Although the intraperitoneal ovarian primary tumor with malignant ascites has some signal intensity without contrast administration, the post-dose image not only shows an increase in the signal but also demonstrated the delineation of the tumor shapes. Changing the targeting ligand from LHRH peptide to ab733 anti-melanoma monoclonal antibodies allows the particles to be adapted for use for detection of melanoma. The PEGylated Mn3O4 NPs provide an excellent foundation for further modification to meet required needs. The MMP2/ab733 Mn3O4 NPs showed increased signal in two sites of melanoma metastasis.

MRI revealed that the signal began to decrease 30 min after injection of NPs. The circulation time appears to be ample for tumor accumulation and short enough to prevent deposition in healthy tissues, which can limit potential adverse side effects. The circulation time is likely to be dependent on the size of the nanoparticles, but further studies will need to be conducted for the confirmation of such conclusion.
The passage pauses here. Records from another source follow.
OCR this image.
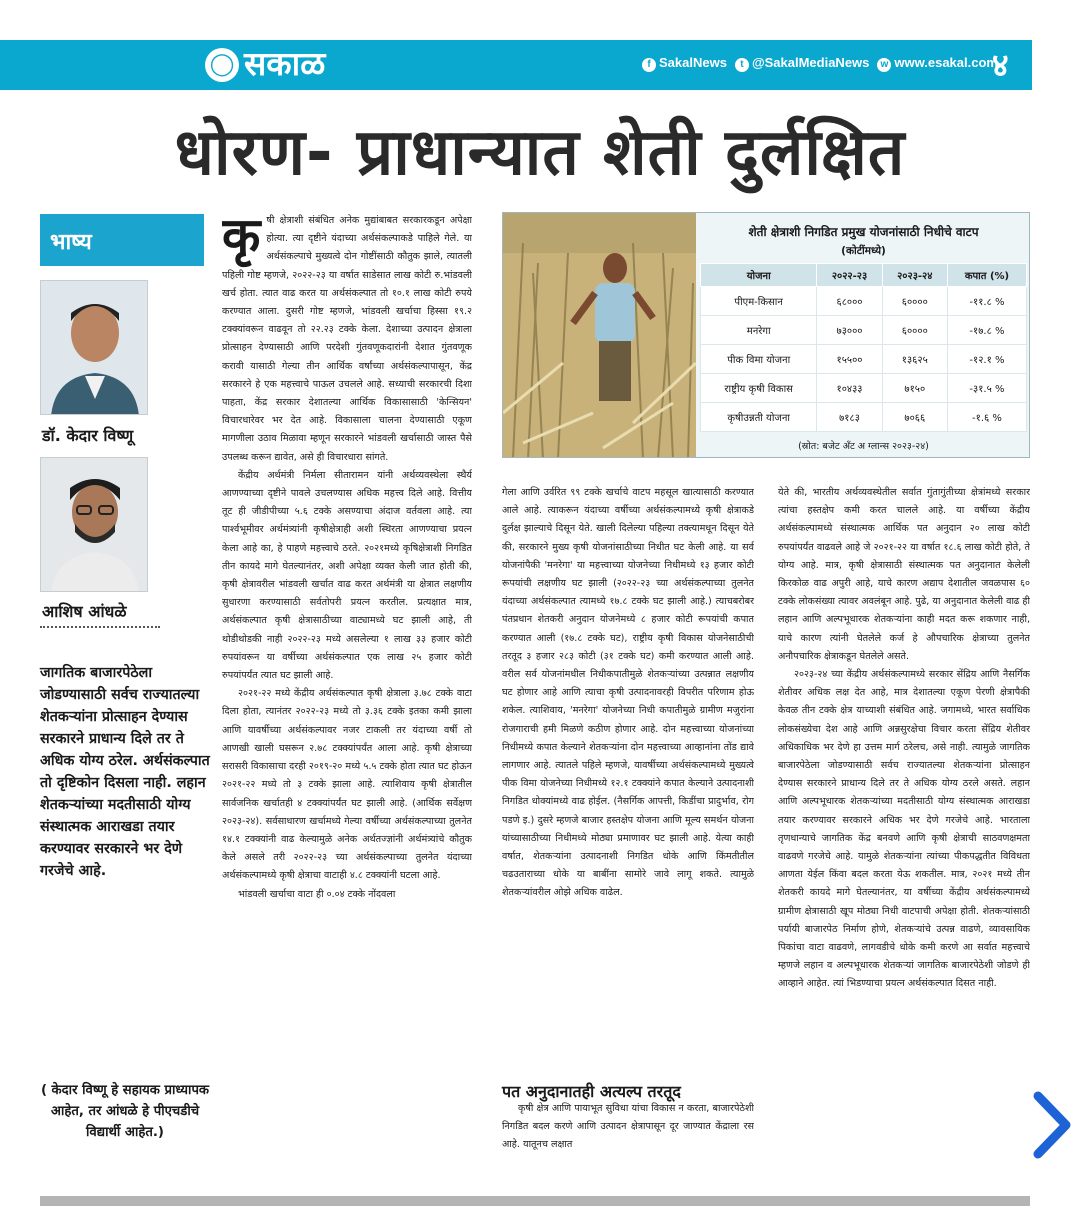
◯ सकाळ	f SakalNews	t @SakalMediaNews	w www.esakal.com
४
धोरण- प्राधान्यात शेती दुर्लक्षित
भाष्य
डॉ. केदार विष्णू
आशिष आंधळे
जागतिक बाजारपेठेला जोडण्यासाठी सर्वच राज्यातल्या शेतकऱ्यांना प्रोत्साहन देण्यास सरकारने प्राधान्य दिले तर ते अधिक योग्य ठरेल. अर्थसंकल्पात तो दृष्टिकोन दिसला नाही. लहान शेतकऱ्यांच्या मदतीसाठी योग्य संस्थात्मक आराखडा तयार करण्यावर सरकारने भर देणे गरजेचे आहे.
( केदार विष्णू हे सहायक प्राध्यापक आहेत, तर आंधळे हे पीएचडीचे विद्यार्थी आहेत.)

कृषी क्षेत्राशी संबंधित अनेक मुद्यांबाबत सरकारकडून अपेक्षा होत्या. त्या दृष्टीने यंदाच्या अर्थसंकल्पाकडे पाहिले गेले. या अर्थसंकल्पाचे मुख्यत्वे दोन गोष्टींसाठी कौतुक झाले, त्यातली पहिली गोष्ट म्हणजे, २०२२-२३ या वर्षात साडेसात लाख कोटी रु.भांडवली खर्च होता. त्यात वाढ करत या अर्थसंकल्पात तो १०.१ लाख कोटी रुपये करण्यात आला. दुसरी गोष्ट म्हणजे, भांडवली खर्चाचा हिस्सा १९.२ टक्क्यांवरून वाढवून तो २२.२३ टक्के केला. देशाच्या उत्पादन क्षेत्राला प्रोत्साहन देण्यासाठी आणि परदेशी गुंतवणूकदारांनी देशात गुंतवणूक करावी यासाठी गेल्या तीन आर्थिक वर्षांच्या अर्थसंकल्पापासून, केंद्र सरकारने हे एक महत्त्वाचे पाऊल उचलले आहे. सध्याची सरकारची दिशा पाहता, केंद्र सरकार देशातल्या आर्थिक विकासासाठी 'केन्सियन' विचारधारेवर भर देत आहे. विकासाला चालना देण्यासाठी एकूण मागणीला उठाव मिळावा म्हणून सरकारने भांडवली खर्चासाठी जास्त पैसे उपलब्ध करून द्यावेत, असे ही विचारधारा सांगते.

केंद्रीय अर्थमंत्री निर्मला सीतारामन यांनी अर्थव्यवस्थेला स्थैर्य आणण्याच्या दृष्टीने पावले उचलण्यास अधिक महत्त्व दिले आहे. वित्तीय तूट ही जीडीपीच्या ५.६ टक्के असण्याचा अंदाज वर्तवला आहे. त्या पार्श्वभूमीवर अर्थमंत्र्यांनी कृषीक्षेत्राही अशी स्थिरता आणण्याचा प्रयत्न केला आहे का, हे पाहणे महत्त्वाचे ठरते. २०२१मध्ये कृषिक्षेत्राशी निगडित तीन कायदे मागे घेतल्यानंतर, अशी अपेक्षा व्यक्त केली जात होती की, कृषी क्षेत्रावरील भांडवली खर्चात वाढ करत अर्थमंत्री या क्षेत्रात लक्षणीय सुधारणा करण्यासाठी सर्वतोपरी प्रयत्न करतील. प्रत्यक्षात मात्र, अर्थसंकल्पात कृषी क्षेत्रासाठीच्या वाट्यामध्ये घट झाली आहे, ती थोडीथोडकी नाही २०२२-२३ मध्ये असलेल्या १ लाख ३३ हजार कोटी रुपयांवरून या वर्षीच्या अर्थसंकल्पात एक लाख २५ हजार कोटी रुपयांपर्यंत त्यात घट झाली आहे.

२०२१-२२ मध्ये केंद्रीय अर्थसंकल्पात कृषी क्षेत्राला ३.७८ टक्के वाटा दिला होता, त्यानंतर २०२२-२३ मध्ये तो ३.३६ टक्के इतका कमी झाला आणि यावर्षीच्या अर्थसंकल्पावर नजर टाकली तर यंदाच्या वर्षी तो आणखी खाली घसरून २.७८ टक्क्यांपर्यंत आला आहे. कृषी क्षेत्राच्या सरासरी विकासाचा दरही २०१९-२० मध्ये ५.५ टक्के होता त्यात घट होऊन २०२१-२२ मध्ये तो ३ टक्के झाला आहे. त्याशिवाय कृषी क्षेत्रातील सार्वजनिक खर्चातही ४ टक्क्यांपर्यंत घट झाली आहे. (आर्थिक सर्वेक्षण २०२३-२४). सर्वसाधारण खर्चामध्ये गेल्या वर्षीच्या अर्थसंकल्पाच्या तुलनेत १४.१ टक्क्यांनी वाढ केल्यामुळे अनेक अर्थतज्ज्ञांनी अर्थमंत्र्यांचे कौतुक केले असले तरी २०२२-२३ च्या अर्थसंकल्पाच्या तुलनेत यंदाच्या अर्थसंकल्पामध्ये कृषी क्षेत्राचा वाटाही ४.८ टक्क्यांनी घटला आहे.

भांडवली खर्चाचा वाटा ही ०.०४ टक्के नोंदवला

शेती क्षेत्राशी निगडित प्रमुख योजनांसाठी निधीचे वाटप
(कोटींमध्ये)
योजना	२०२२-२३	२०२३-२४	कपात (%)
पीएम-किसान	६८०००	६००००	-११.८ %
मनरेगा	७३०००	६००००	-१७.८ %
पीक विमा योजना	१५५००	१३६२५	-१२.१ %
राष्ट्रीय कृषी विकास	१०४३३	७१५०	-३१.५ %
कृषीउन्नती योजना	७१८३	७०६६	-१.६ %
(स्रोत: बजेट अँट अ ग्लान्स २०२३-२४)

गेला आणि उर्वरित ९९ टक्के खर्चाचे वाटप महसूल खात्यासाठी करण्यात आले आहे. त्याकरून यंदाच्या वर्षीच्या अर्थसंकल्पामध्ये कृषी क्षेत्राकडे दुर्लक्ष झाल्याचे दिसून येते. खाली दिलेल्या पहिल्या तक्त्यामधून दिसून येते की, सरकारने मुख्य कृषी योजनांसाठीच्या निधीत घट केली आहे. या सर्व योजनांपैकी 'मनरेगा' या महत्त्वाच्या योजनेच्या निधीमध्ये १३ हजार कोटी रूपयांची लक्षणीय घट झाली (२०२२-२३ च्या अर्थसंकल्पाच्या तुलनेत यंदाच्या अर्थसंकल्पात त्यामध्ये १७.८ टक्के घट झाली आहे.) त्याचबरोबर पंतप्रधान शेतकरी अनुदान योजनेमध्ये ८ हजार कोटी रूपयांची कपात करण्यात आली (१७.८ टक्के घट), राष्ट्रीय कृषी विकास योजनेसाठीची तरतूद ३ हजार २८३ कोटी (३१ टक्के घट) कमी करण्यात आली आहे. वरील सर्व योजनांमधील निधीकपातीमुळे शेतकऱ्यांच्या उत्पन्नात लक्षणीय घट होणार आहे आणि त्याचा कृषी उत्पादनावरही विपरीत परिणाम होऊ शकेल. त्याशिवाय, 'मनरेगा' योजनेच्या निधी कपातीमुळे ग्रामीण मजुरांना रोजगाराची हमी मिळणे कठीण होणार आहे. दोन महत्त्वाच्या योजनांच्या निधीमध्ये कपात केल्याने शेतकऱ्यांना दोन महत्त्वाच्या आव्हानांना तोंड द्यावे लागणार आहे. त्यातले पहिले म्हणजे, यावर्षीच्या अर्थसंकल्पामध्ये मुख्यत्वे पीक विमा योजनेच्या निधीमध्ये १२.१ टक्क्यांने कपात केल्याने उत्पादनाशी निगडित धोक्यांमध्ये वाढ होईल. (नैसर्गिक आपत्ती, किडींचा प्रादुर्भाव, रोग पडणे इ.) दुसरे म्हणजे बाजार हस्तक्षेप योजना आणि मूल्य समर्थन योजना यांच्यासाठीच्या निधीमध्ये मोठ्या प्रमाणावर घट झाली आहे. येत्या काही वर्षात, शेतकऱ्यांना उत्पादनाशी निगडित धोके आणि किंमतीतील चढउताराच्या धोके या बाबींना सामोरे जावे लागू शकते. त्यामुळे शेतकऱ्यांवरील ओझे अधिक वाढेल.

पत अनुदानातही अत्यल्प तरतूद

कृषी क्षेत्र आणि पायाभूत सुविधा यांचा विकास न करता, बाजारपेठेशी निगडित बदल करणे आणि उत्पादन क्षेत्रापासून दूर जाण्यात केंद्राला रस आहे. यातूनच लक्षात

येते की, भारतीय अर्थव्यवस्थेतील सर्वात गुंतागुंतीच्या क्षेत्रांमध्ये सरकार त्यांचा हस्तक्षेप कमी करत चालले आहे. या वर्षीच्या केंद्रीय अर्थसंकल्पामध्ये संस्थात्मक आर्थिक पत अनुदान २० लाख कोटी रुपयांपर्यंत वाढवले आहे जे २०२१-२२ या वर्षात १८.६ लाख कोटी होते, ते योग्य आहे. मात्र, कृषी क्षेत्रासाठी संस्थात्मक पत अनुदानात केलेली किरकोळ वाढ अपुरी आहे, याचे कारण अद्याप देशातील जवळपास ६० टक्के लोकसंख्या त्यावर अवलंबून आहे. पुढे, या अनुदानात केलेली वाढ ही लहान आणि अल्पभूधारक शेतकऱ्यांना काही मदत करू शकणार नाही, याचे कारण त्यांनी घेतलेले कर्ज हे औपचारिक क्षेत्राच्या तुलनेत अनौपचारिक क्षेत्राकडून घेतलेले असते.

२०२३-२४ च्या केंद्रीय अर्थसंकल्पामध्ये सरकार सेंद्रिय आणि नैसर्गिक शेतीवर अधिक लक्ष देत आहे, मात्र देशातल्या एकूण पेरणी क्षेत्रापैकी केवळ तीन टक्के क्षेत्र याच्याशी संबंधित आहे. जगामध्ये, भारत सर्वाधिक लोकसंख्येचा देश आहे आणि अन्नसुरक्षेचा विचार करता सेंद्रिय शेतीवर अधिकाधिक भर देणे हा उत्तम मार्ग ठरेलच, असे नाही. त्यामुळे जागतिक बाजारपेठेला जोडण्यासाठी सर्वच राज्यातल्या शेतकऱ्यांना प्रोत्साहन देण्यास सरकारने प्राधान्य दिले तर ते अधिक योग्य ठरले असते. लहान आणि अल्पभूधारक शेतकऱ्यांच्या मदतीसाठी योग्य संस्थात्मक आराखडा तयार करण्यावर सरकारने अधिक भर देणे गरजेचे आहे. भारताला तृणधान्याचे जागतिक केंद्र बनवणे आणि कृषी क्षेत्राची साठवणक्षमता वाढवणे गरजेचे आहे. यामुळे शेतकऱ्यांना त्यांच्या पीकपद्धतीत विविधता आणता येईल किंवा बदल करता येऊ शकतील. मात्र, २०२१ मध्ये तीन शेतकरी कायदे मागे घेतल्यानंतर, या वर्षीच्या केंद्रीय अर्थसंकल्पामध्ये ग्रामीण क्षेत्रासाठी खूप मोठ्या निधी वाटपाची अपेक्षा होती. शेतकऱ्यांसाठी पर्यायी बाजारपेठ निर्माण होणे, शेतकऱ्यांचे उत्पन्न वाढणे, व्यावसायिक पिकांचा वाटा वाढवणे, लागवडीचे धोके कमी करणे आ सर्वात महत्त्वाचे म्हणजे लहान व अल्पभूधारक शेतकऱ्यां जागतिक बाजारपेठेशी जोडणे ही आव्हाने आहेत. त्यां भिडण्याचा प्रयत्न अर्थसंकल्पात दिसत नाही.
Compared to other studies using that also used manganese oxide based imaging agents for in vivo studies (2,3,22), the dose (Mn2+ concentration) in the current study was chosen to be at the substantially lower range. It is important to use the lowest effective dose to prevent toxicity especially for nanoparticles that will be administered repeatedly. The proposed Mn3O4 NPs have the potential to be effectively used for diagnosis of various cancers and monitoring therapy prognosis. The ability of the particles to clearly outline shape of tumor masses can be used to monitor decrease in tumor volume.

CONCLUSION

An original design of cancer targeted responsive nanoparticle-based systems for magnetic resonance imaging and treatment of different cancers was proposed. Two types of nanoparticles were developed based on PEGylated water soluble Mn3O4 nanoparticles and nanostructured lipid carriers. The nanoparticles were modified with cancer-targeting moiety (LHRH peptide or anti-melanoma antibodies). The possibility of modification with other peptides (e.g. biotinylated MMP2 cleavable peptide) and encapsulation of anticancer drugs (e.g. vemurafenib) was also verified and tested. Synthesized nanoparticles were evaluated in vitro and in vivo using different models of cancer (transgenic mice developed melanoma, nude mice with orthotopic human lung and ovarian cancers, as well as subcutaneous xenografts of ovarian cancer). The results of the present investigation showed substantial advantages of the proposed nanoparticles as MRI contrasting agents. The usage of these nanoparticles significantly amplified a magnetic resonance signal specifically from cancer cells and improved the detection of primary tumors, precise determination of their shape, and visualization of metastases. Preferential accumulation of cancer targeted nanoparticles in cancer cells not only enhanced the sensitivity of MRI but also open a door for targeted treatment of various types of cancer.